Le général Murray, en entrant dans la ville, fut obligé de faire distribuer du biscuit aux habitants : ils n’avaient pas mangé depuis vingt-quatre heures ; et les troupes se mirent à relever quelques habitations, sans céda elles n’auraient pas pu se loger durant l’hiver…[1]

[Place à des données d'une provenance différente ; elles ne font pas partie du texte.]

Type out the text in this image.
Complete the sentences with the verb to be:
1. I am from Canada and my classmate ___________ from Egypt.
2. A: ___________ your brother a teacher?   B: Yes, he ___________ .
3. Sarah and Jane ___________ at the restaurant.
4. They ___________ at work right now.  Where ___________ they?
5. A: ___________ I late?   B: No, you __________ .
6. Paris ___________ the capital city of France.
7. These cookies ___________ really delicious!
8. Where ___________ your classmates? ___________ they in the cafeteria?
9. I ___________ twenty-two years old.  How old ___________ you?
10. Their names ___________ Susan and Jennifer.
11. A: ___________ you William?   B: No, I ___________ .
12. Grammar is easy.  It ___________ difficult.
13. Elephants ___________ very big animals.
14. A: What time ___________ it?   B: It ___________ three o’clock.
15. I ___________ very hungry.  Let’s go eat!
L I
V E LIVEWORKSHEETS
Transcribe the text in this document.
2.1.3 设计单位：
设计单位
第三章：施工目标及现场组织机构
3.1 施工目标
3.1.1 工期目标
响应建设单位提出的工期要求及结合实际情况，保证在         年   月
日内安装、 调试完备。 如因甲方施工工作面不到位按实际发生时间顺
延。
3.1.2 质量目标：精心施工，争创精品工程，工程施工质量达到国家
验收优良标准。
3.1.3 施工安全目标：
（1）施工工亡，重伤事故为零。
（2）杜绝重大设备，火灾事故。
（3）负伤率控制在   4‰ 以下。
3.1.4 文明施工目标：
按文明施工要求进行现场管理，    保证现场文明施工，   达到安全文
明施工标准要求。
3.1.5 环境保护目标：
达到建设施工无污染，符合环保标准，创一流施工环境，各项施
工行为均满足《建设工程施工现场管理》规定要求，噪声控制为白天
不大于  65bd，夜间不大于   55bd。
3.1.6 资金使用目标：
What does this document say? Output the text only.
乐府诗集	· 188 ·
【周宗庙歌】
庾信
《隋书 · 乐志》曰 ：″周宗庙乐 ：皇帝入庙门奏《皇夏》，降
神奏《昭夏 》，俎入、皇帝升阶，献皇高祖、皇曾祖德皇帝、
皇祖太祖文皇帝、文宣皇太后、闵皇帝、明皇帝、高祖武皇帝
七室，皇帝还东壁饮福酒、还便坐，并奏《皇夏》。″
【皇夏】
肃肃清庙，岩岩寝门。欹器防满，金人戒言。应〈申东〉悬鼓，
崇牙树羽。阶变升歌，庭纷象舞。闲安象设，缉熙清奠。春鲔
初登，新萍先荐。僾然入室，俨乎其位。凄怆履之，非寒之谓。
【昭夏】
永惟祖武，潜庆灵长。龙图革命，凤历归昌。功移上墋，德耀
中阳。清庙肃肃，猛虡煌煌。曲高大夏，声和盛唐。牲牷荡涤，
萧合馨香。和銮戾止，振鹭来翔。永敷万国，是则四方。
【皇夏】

Pendant ces cinq années de labeur, on entendit parler bien peu des proscrits acadiens, et il fut difficile de leur porter secours ; que dis-je ? on put à peine songer à eux, et si Jacques pensa souvent à Marie, il désespéra plus que jamais de la rencontrer de nouveau ; il voyait l’espace qui le séparait d’elle s’élargir toujours davantage et se remplir d’obstacles de plus en plus insurmontables. Lorsqu’au Canada, les hommes valides, placés dans de meilleures conditions, ne voyaient plus le jour où ils s’arrêteraient pour reposer leurs têtes, sécher leurs sueurs, reprendre la vie tranquille avec ses jouissances, bâtir le toit de leurs amours et le berceau d’une postérité nouvelle, quels rêves heureux pouvait édifier ce malheureux exilé ?


II

Avant d’arriver à l’époque où je dois reprendre le récit des événements de sa vie, je dois dire, en peu de mots, quel chemin il suivit durant cette période historique dont je viens d’esquisser le tableau.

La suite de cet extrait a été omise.